I hope that I did not messed up anywhere and this is correct, please check. Good luck!
A: Question: "Is there an expression for the tangent at a point?"
Answer: Let $k$ be the real numbers. If your ellipsoid $E$ is given as the zero set of the following polynomial
$$F(x_1,..,x_n):=a_1x_1^2+a_2x_2^2+\cdots + a_nx_n^2-a_{n+1}$$
with $a_i>0$ real numbers, it follows the tangent hyperplane $T_p(E)$ to $E$ at a point $p:=(p_1,..,p_n)$ is the zero set of the following linear polynomial:
$$H_p(E)(x_1,..,x_n):=a_1p_1(x_1-p_1)+\cdots + a_np_n(x_n-p_n).$$
Hence $T_p(E)$ is the set of points $q:=(q_1,..,q_n)\in k^n$ with $H_p(E)(q_1,..,q_n)=0$.

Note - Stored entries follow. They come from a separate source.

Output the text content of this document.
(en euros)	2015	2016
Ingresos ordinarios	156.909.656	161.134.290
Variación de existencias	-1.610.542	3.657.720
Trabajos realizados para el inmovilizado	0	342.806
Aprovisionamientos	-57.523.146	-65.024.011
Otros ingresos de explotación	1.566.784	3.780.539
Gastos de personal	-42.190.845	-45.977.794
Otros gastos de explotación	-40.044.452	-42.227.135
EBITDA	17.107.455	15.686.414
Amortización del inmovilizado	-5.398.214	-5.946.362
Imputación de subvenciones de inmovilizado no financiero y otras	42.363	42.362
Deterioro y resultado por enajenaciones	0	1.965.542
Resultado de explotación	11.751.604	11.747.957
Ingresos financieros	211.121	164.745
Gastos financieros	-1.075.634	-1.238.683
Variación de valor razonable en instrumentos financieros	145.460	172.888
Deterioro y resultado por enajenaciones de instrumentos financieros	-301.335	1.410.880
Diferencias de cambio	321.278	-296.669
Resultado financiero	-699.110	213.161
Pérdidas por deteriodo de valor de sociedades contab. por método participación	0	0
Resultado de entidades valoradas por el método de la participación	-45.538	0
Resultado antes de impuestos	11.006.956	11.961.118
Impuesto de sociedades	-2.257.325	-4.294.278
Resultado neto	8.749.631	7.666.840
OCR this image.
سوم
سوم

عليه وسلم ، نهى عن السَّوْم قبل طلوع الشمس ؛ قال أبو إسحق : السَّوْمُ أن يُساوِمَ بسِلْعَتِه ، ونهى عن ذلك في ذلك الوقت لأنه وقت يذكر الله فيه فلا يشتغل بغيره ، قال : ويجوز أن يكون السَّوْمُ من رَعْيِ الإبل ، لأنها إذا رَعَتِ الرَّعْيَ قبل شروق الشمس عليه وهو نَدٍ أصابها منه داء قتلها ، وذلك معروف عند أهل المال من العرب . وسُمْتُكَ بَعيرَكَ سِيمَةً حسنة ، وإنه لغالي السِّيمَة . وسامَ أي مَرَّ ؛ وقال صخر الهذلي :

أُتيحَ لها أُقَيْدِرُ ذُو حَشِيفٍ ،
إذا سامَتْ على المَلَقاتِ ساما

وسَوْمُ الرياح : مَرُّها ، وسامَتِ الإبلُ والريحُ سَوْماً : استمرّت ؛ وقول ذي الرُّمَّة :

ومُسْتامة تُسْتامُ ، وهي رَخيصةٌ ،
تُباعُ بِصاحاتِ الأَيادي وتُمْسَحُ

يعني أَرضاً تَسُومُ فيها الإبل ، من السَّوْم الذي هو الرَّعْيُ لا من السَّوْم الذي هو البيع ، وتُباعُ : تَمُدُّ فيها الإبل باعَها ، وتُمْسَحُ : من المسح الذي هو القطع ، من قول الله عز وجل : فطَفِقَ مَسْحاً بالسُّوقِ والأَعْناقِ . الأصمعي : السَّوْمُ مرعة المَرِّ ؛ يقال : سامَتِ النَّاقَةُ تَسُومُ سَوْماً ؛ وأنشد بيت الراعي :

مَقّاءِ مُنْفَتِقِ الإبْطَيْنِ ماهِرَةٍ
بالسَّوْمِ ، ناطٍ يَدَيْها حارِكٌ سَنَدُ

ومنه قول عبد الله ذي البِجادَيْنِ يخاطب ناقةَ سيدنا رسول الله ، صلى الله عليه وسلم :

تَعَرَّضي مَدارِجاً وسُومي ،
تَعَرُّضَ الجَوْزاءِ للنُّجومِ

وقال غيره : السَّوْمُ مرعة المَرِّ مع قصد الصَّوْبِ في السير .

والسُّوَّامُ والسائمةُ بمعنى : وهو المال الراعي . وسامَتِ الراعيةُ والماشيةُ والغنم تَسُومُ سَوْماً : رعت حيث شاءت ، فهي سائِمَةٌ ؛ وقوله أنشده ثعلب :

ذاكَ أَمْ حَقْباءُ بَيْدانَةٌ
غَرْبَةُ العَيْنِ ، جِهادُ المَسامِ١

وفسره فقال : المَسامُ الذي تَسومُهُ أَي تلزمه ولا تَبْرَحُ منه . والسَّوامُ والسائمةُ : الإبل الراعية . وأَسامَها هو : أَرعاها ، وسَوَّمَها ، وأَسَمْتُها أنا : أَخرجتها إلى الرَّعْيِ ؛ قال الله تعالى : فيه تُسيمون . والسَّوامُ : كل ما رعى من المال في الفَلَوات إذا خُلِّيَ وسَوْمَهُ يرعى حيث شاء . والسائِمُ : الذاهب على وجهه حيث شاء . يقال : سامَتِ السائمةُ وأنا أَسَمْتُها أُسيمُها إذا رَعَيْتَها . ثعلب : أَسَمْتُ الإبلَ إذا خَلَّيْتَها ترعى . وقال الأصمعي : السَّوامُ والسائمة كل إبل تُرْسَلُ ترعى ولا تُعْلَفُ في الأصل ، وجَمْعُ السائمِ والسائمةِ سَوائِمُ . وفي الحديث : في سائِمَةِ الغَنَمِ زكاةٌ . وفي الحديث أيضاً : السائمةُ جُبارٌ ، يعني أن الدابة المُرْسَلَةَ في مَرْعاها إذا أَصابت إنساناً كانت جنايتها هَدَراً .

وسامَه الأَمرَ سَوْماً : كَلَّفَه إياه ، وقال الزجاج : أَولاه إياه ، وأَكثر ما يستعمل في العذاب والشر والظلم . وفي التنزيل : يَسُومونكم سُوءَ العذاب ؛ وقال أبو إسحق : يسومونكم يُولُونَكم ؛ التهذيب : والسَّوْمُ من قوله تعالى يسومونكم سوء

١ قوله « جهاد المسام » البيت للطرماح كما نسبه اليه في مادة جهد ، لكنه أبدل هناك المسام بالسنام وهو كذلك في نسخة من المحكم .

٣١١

Note: A general formula for the (embedded) tangent plane $T_p(X)$ at the (smooth) hypersurface $X:=V(F)$ where $F(x_1,..,x_n)$ is a polynomial, is given by
$$h_p(E):=\frac{\partial F}{\partial_{x_1}}(p)(x_1-p_1)+ \cdots \frac{\partial F}{\partial_{x_n}}(p)(x_n-p_n)=0.$$
By
$$\frac{\partial F}{\partial_{x_i}}(p)$$
I mean the partial derivative of $F$ wrto the $x_i$-variable, evaluated at the point $p$. The embedded tangent space $T_p(E)$ is not a vector subspace of $k^n$.